Many-electron characterizations of higher-charge superconductors

TL;DR

This paper introduces a new microscopic approach to characterize higher-charge superconductors with Cooper pairs of more than two electrons, revealing unique signatures like fractional flux and localized pairs.

Contribution

It proposes many-electron characterizations based on translation symmetrization, extending understanding beyond traditional two-electron Cooper pairs.

Findings

Vanishing charge-2e sectors with signatures in charge-4e or 6e expectations

Momentum conservation is crucial for characterizing higher-charge superconductivity

Predicts experimental signatures such as fractional magnetic flux and localized pairs

Abstract

The theoretical understanding of conventional superconductivity as the phonon-assisted formation and condensation of two-electron Cooper pairs is a significant triumph in condensed matter physics.
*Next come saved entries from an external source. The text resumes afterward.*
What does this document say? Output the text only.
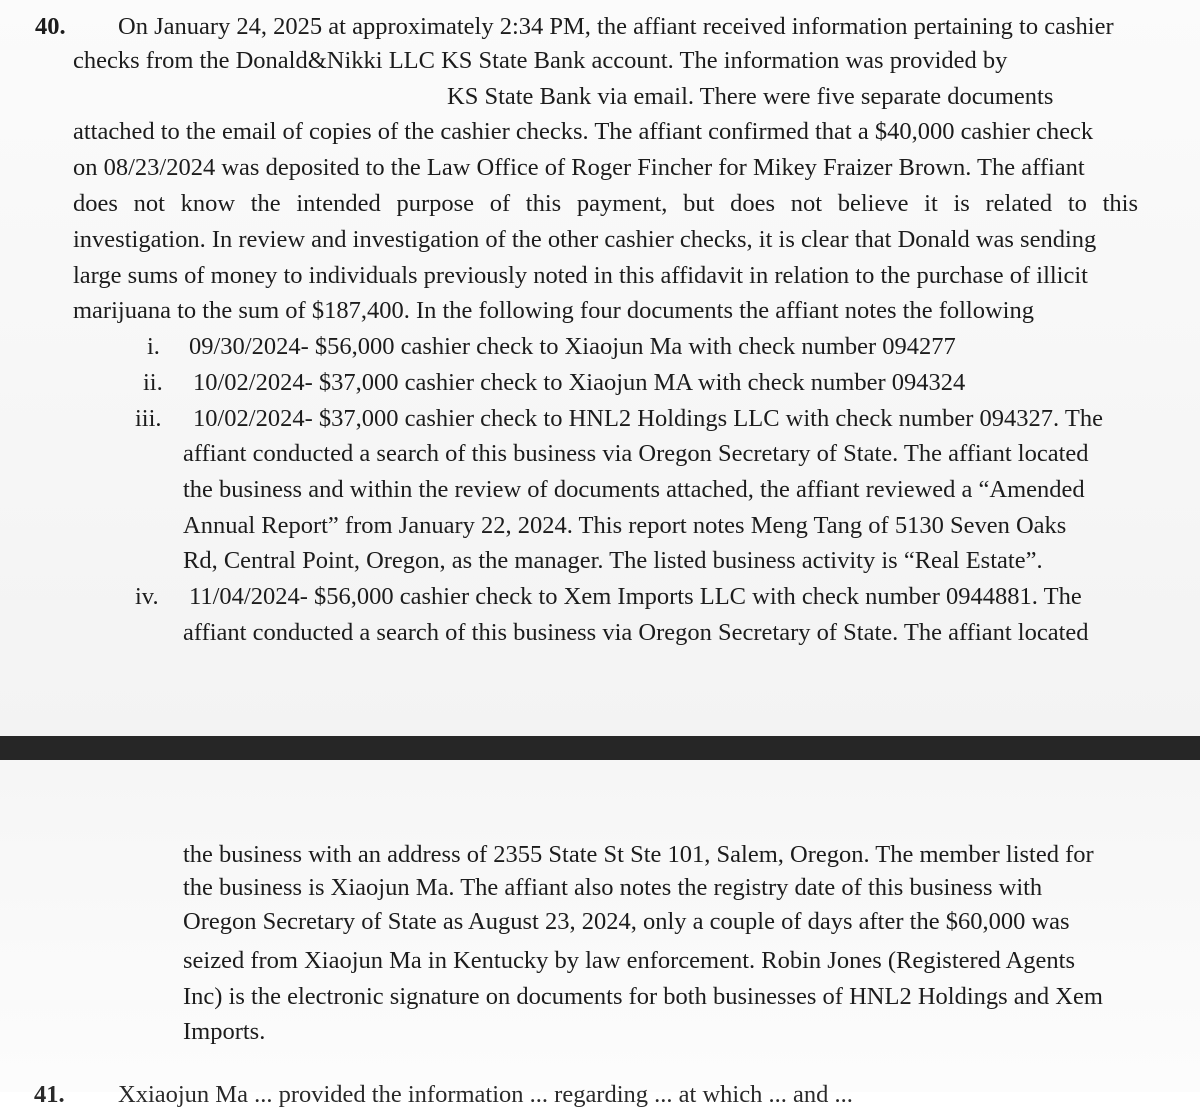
40. On January 24, 2025 at approximately 2:34 PM, the affiant received information pertaining to cashier
checks from the Donald&Nikki LLC KS State Bank account. The information was provided by
KS State Bank via email. There were five separate documents
attached to the email of copies of the cashier checks. The affiant confirmed that a $40,000 cashier check
on 08/23/2024 was deposited to the Law Office of Roger Fincher for Mikey Fraizer Brown. The affiant
does not know the intended purpose of this payment, but does not believe it is related to this
investigation. In review and investigation of the other cashier checks, it is clear that Donald was sending
large sums of money to individuals previously noted in this affidavit in relation to the purchase of illicit
marijuana to the sum of $187,400. In the following four documents the affiant notes the following
i. 09/30/2024- $56,000 cashier check to Xiaojun Ma with check number 094277
ii. 10/02/2024- $37,000 cashier check to Xiaojun MA with check number 094324
iii. 10/02/2024- $37,000 cashier check to HNL2 Holdings LLC with check number 094327. The
affiant conducted a search of this business via Oregon Secretary of State. The affiant located
the business and within the review of documents attached, the affiant reviewed a “Amended
Annual Report” from January 22, 2024. This report notes Meng Tang of 5130 Seven Oaks
Rd, Central Point, Oregon, as the manager. The listed business activity is “Real Estate”.
iv. 11/04/2024- $56,000 cashier check to Xem Imports LLC with check number 0944881. The
affiant conducted a search of this business via Oregon Secretary of State. The affiant located
the business with an address of 2355 State St Ste 101, Salem, Oregon. The member listed for
the business is Xiaojun Ma. The affiant also notes the registry date of this business with
Oregon Secretary of State as August 23, 2024, only a couple of days after the $60,000 was
seized from Xiaojun Ma in Kentucky by law enforcement. Robin Jones (Registered Agents
Inc) is the electronic signature on documents for both businesses of HNL2 Holdings and Xem
Imports.
41. Xxiaojun Ma ... provided the information ... regarding ... at which ... and ...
Here, we propose many-electron characterizations of higher-charge superconductivity with Cooper pairs consisting of more than two electrons, by implementing translation symmetrization on parent pair-density-wave-ordered states. In particular, we demonstrate many-electron constructions with vanishing charge-2e sectors, but with sharp signatures in charge-4e or charge-6e expectation values instead. Such characterizations are consistent with previous phenomenology of vestigial order and Ginzburg-Landau theory, yet, instead of point-group-symmetry presumptions, we show that momentum conservation is both vital and sufficient. Our study thus offers a novel, general, and microscopic route to understand and characterize higher-charge superconductivity, including nontrivial experimental signatures such as fractional magnetic flux and period in interferometry, as well as localized Cooper pairs at lattice topological defects.